Belgique, Luxembourg : une gestion fiscalement optimisée
Le géant de l’industrie laitière est également adepte de l’optimisation fiscale : une pratique courante et parfaitement légale. En Belgique, Lactalis possède une holding qui lui permet de ne payer que 2,5% d’impôts. Une situation que le groupe a reproduite au Luxembourg. "La société IKB international détient des marques qui sont dans le groupe Lactalis, indique Nicolas Cori. Cela lui permet d’échapper aux impôts sur la propriété intellectuelle." Cette filiale a engrangé 100 millions d’euros sur les quatre dernières années. "Sur cette somme, elle n’a payé que 2,8 M € d’impôts sur le résultat, déplore le journaliste, soit un taux d’imposition de 2,8%, très loin des 33% du taux français."
Des règles d’urbanisme pas toujours respectées
En 2012, Lactalis demande une extension de son site de Craon en Mayenne, pour construire une seconde tour de séchage et passer de 15 000 à 45 000 tonnes de lait en poudre par an. Un permis de construire est délivré, mais la loi veut que les travaux ne démarrent qu’après les conclusions de l’enquête publique. Une règle que Lactalis n’a pas respectée. "J’ai découvert que les travaux avaient démarré et que la tour s’élevait déjà plusieurs mois avant que mon enquête commence, s’exclame Francis Malle, commissaire enquêteur sur ce dossier. Or la loi est formelle. On était en totale infraction."
L'association France Nature Environnement des Pays de la Loire a déposé une plainte, classée sans suite. En 2016, le tribunal administratif de Nantes a finalement annulé la demande d’extension des activités de Lactalis à Craon.

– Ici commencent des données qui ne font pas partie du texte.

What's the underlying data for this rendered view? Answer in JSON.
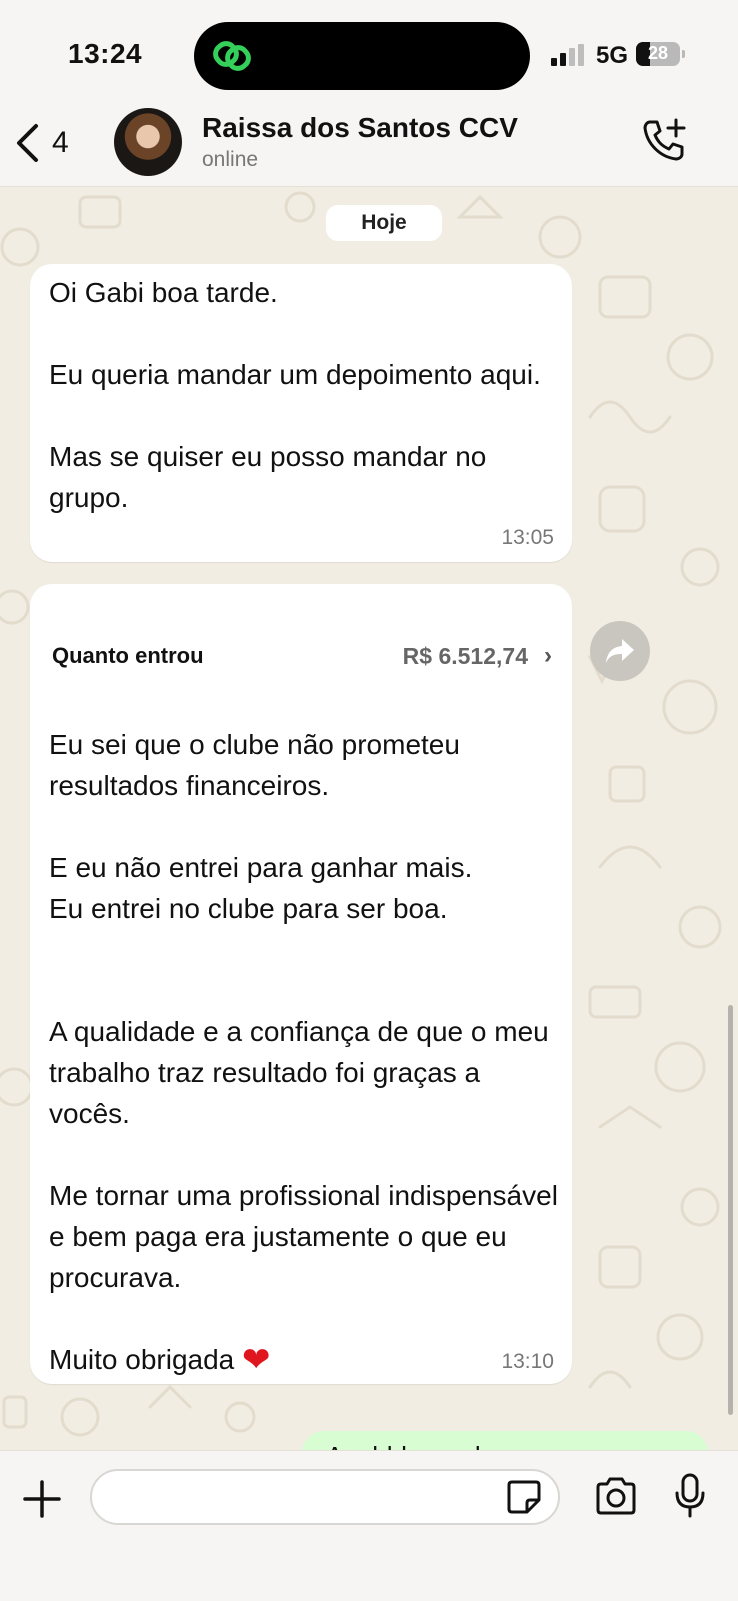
{
  "status_bar": {
    "time": "13:24",
    "network": "5G",
    "battery": "28",
    "battery_level_percent": 28
  },
  "header": {
    "back_count": "4",
    "contact_name": "Raissa dos Santos CCV",
    "contact_status": "online",
    "icons": [
      "chevron-left-icon",
      "add-call-icon"
    ]
  },
  "chat": {
    "date_chip": "Hoje",
    "messages": [
      {
        "text": "Oi Gabi boa tarde.\n\nEu queria mandar um depoimento aqui.\n\nMas se quiser eu posso mandar no grupo.",
        "time": "13:05"
      },
      {
        "payment_label": "Quanto entrou",
        "payment_value": "R$ 6.512,74",
        "text": "Eu sei que o clube não prometeu resultados financeiros.\n\nE eu não entrei para ganhar mais.\nEu entrei no clube para ser boa.\n\n\nA qualidade e a confiança de que o meu trabalho traz resultado foi graças a vocês.\n\nMe tornar uma profissional indispensável e bem paga era justamente o que eu procurava.\n\nMuito obrigada ",
        "emoji": "❤",
        "time": "13:10"
      }
    ],
    "outgoing_partial": "Aaahhh parabens"
  },
  "input_bar": {
    "placeholder": "",
    "icons": [
      "plus-icon",
      "sticker-icon",
      "camera-icon",
      "microphone-icon"
    ]
  },
  "colors": {
    "chat_background": "#f1ede3",
    "incoming_bubble": "#ffffff",
    "outgoing_bubble": "#d9fdd3",
    "heart": "#e0161f"
  }
}
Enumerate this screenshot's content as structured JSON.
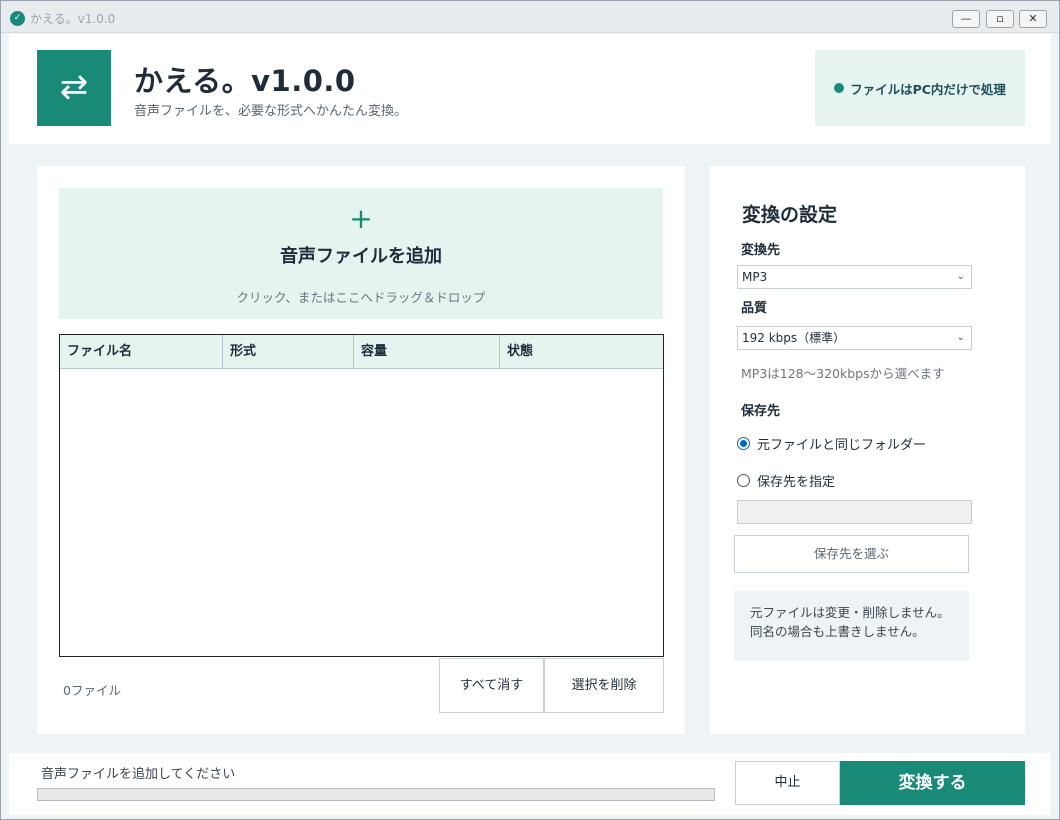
{
  "window": {
    "title": "かえる。v1.0.0",
    "icon": "frog-app-icon",
    "controls": {
      "minimize": "—",
      "maximize": "▫",
      "close": "✕"
    }
  },
  "header": {
    "logo_glyph": "⇄",
    "title": "かえる。v1.0.0",
    "subtitle": "音声ファイルを、必要な形式へかんたん変換。",
    "privacy_badge": "ファイルはPC内だけで処理"
  },
  "drop_zone": {
    "plus": "+",
    "title": "音声ファイルを追加",
    "hint": "クリック、またはここへドラッグ＆ドロップ"
  },
  "file_table": {
    "columns": [
      "ファイル名",
      "形式",
      "容量",
      "状態"
    ],
    "rows": []
  },
  "file_count": "0ファイル",
  "buttons": {
    "clear_all": "すべて消す",
    "remove_selected": "選択を削除",
    "choose_dest": "保存先を選ぶ",
    "stop": "中止",
    "convert": "変換する"
  },
  "settings": {
    "title": "変換の設定",
    "format_label": "変換先",
    "format_value": "MP3",
    "quality_label": "品質",
    "quality_value": "192 kbps（標準）",
    "quality_hint": "MP3は128〜320kbpsから選べます",
    "dest_label": "保存先",
    "dest_same": "元ファイルと同じフォルダー",
    "dest_custom": "保存先を指定",
    "dest_selected": "same",
    "dest_path": "",
    "note_line1": "元ファイルは変更・削除しません。",
    "note_line2": "同名の場合も上書きしません。"
  },
  "status": {
    "text": "音声ファイルを追加してください",
    "progress": 0
  },
  "colors": {
    "accent": "#1a8a78",
    "accent_light": "#e6f4f0",
    "radio_selected": "#0a66c2"
  }
}
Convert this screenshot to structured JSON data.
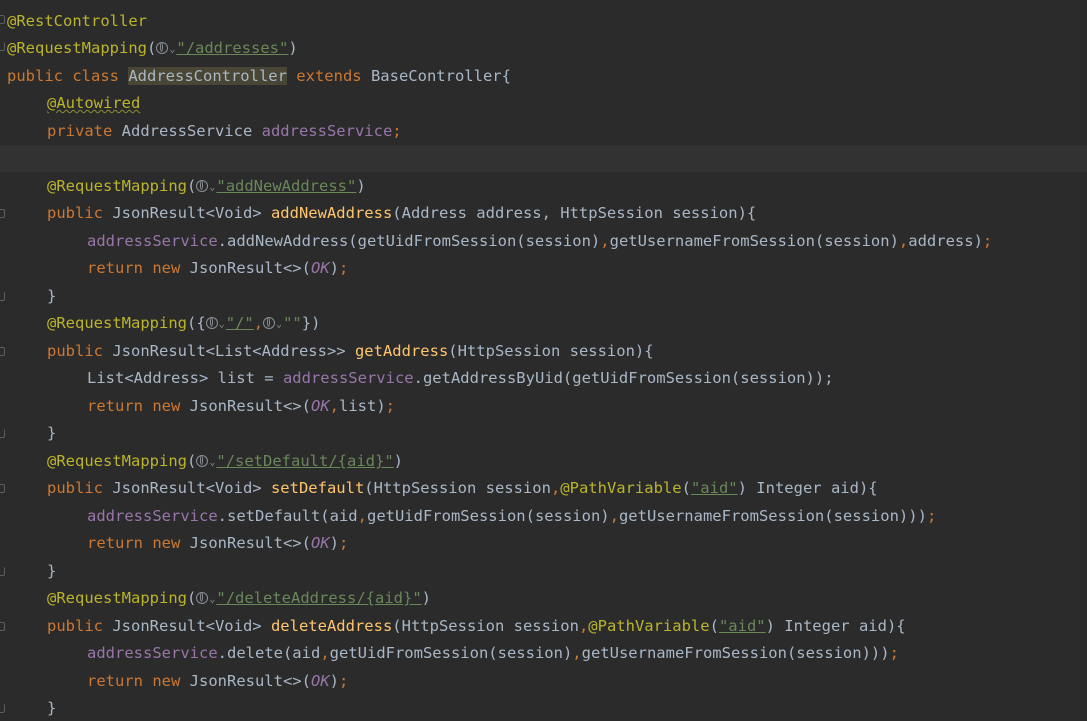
{
  "editor": {
    "language": "Java",
    "theme_colors": {
      "background": "#2b2b2b",
      "annotation": "#bbb529",
      "keyword": "#cc7832",
      "string": "#6a8759",
      "field": "#9876aa",
      "method_declaration": "#ffc66d",
      "plain": "#a9b7c6"
    },
    "tokens": {
      "rest_controller": "@RestController",
      "request_mapping": "@RequestMapping",
      "open_paren": "(",
      "close_paren": ")",
      "path_addresses": "\"/addresses\"",
      "public_class": "public class ",
      "class_name": "AddressController",
      "extends_kw": " extends ",
      "base_class": "BaseController{",
      "autowired": "@Autowired",
      "private_kw": "private ",
      "address_service_type": "AddressService ",
      "address_service_field": "addressService",
      "semicolon": ";",
      "path_add_new": "\"addNewAddress\"",
      "public_kw": "public ",
      "json_result_void": "JsonResult<Void> ",
      "add_new_address_fn": "addNewAddress",
      "add_new_params": "(Address address, HttpSession session){",
      "add_new_call": ".addNewAddress(getUidFromSession(session)",
      "comma": ",",
      "get_username_session": "getUsernameFromSession(session)",
      "address_arg_close": "address)",
      "return_kw": "return new ",
      "json_result_diamond": "JsonResult<>(",
      "ok_const": "OK",
      "close_semicolon": ");",
      "close_brace": "}",
      "mapping_open_brace": "({",
      "path_slash": "\"/\"",
      "path_empty": "\"\"",
      "mapping_close_brace": "})",
      "json_result_list": "JsonResult<List<Address>> ",
      "get_address_fn": "getAddress",
      "get_address_params": "(HttpSession session){",
      "list_decl": "List<Address> list = ",
      "get_by_uid_call": ".getAddressByUid(getUidFromSession(session));",
      "list_arg": "list",
      "path_set_default": "\"/setDefault/{aid}\"",
      "set_default_fn": "setDefault",
      "http_session_param": "(HttpSession session",
      "path_variable": "@PathVariable",
      "aid_string": "\"aid\"",
      "integer_aid": ") Integer aid){",
      "set_default_call": ".setDefault(aid",
      "get_uid_session": "getUidFromSession(session)",
      "get_username_close": "getUsernameFromSession(session))",
      "path_delete": "\"/deleteAddress/{aid}\"",
      "delete_fn": "deleteAddress",
      "delete_call": ".delete(aid"
    }
  }
}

La production à l’arrêt et la Chine inquiète
Depuis le 8 janvier 2018, la production de lait en poudre de l’usine de Craon est à l’arrêt. Une des deux tours de séchage a été définitivement fermée, et l’avenir de la deuxième est incertain. Il y une conséquence sociale : 228 des 546 employés de l’usine sont au chômage technique. Lactalis s’est engagé à leur proposer des reclassements en Mayenne, dans un rayon de 50 km autour de Craon. Enfin, au-delà de la Mayenne, cette crise a déjà des répercussions à l’étranger. La Chine, devenue un très important marché pour les produits laitiers, s’inquiète et demande des explications à la France. C'est toute la filière française du lait qui tremble aujourd’hui.
Contactée, la direction de Lactalis n’a pas souhaité répondre à nos questions.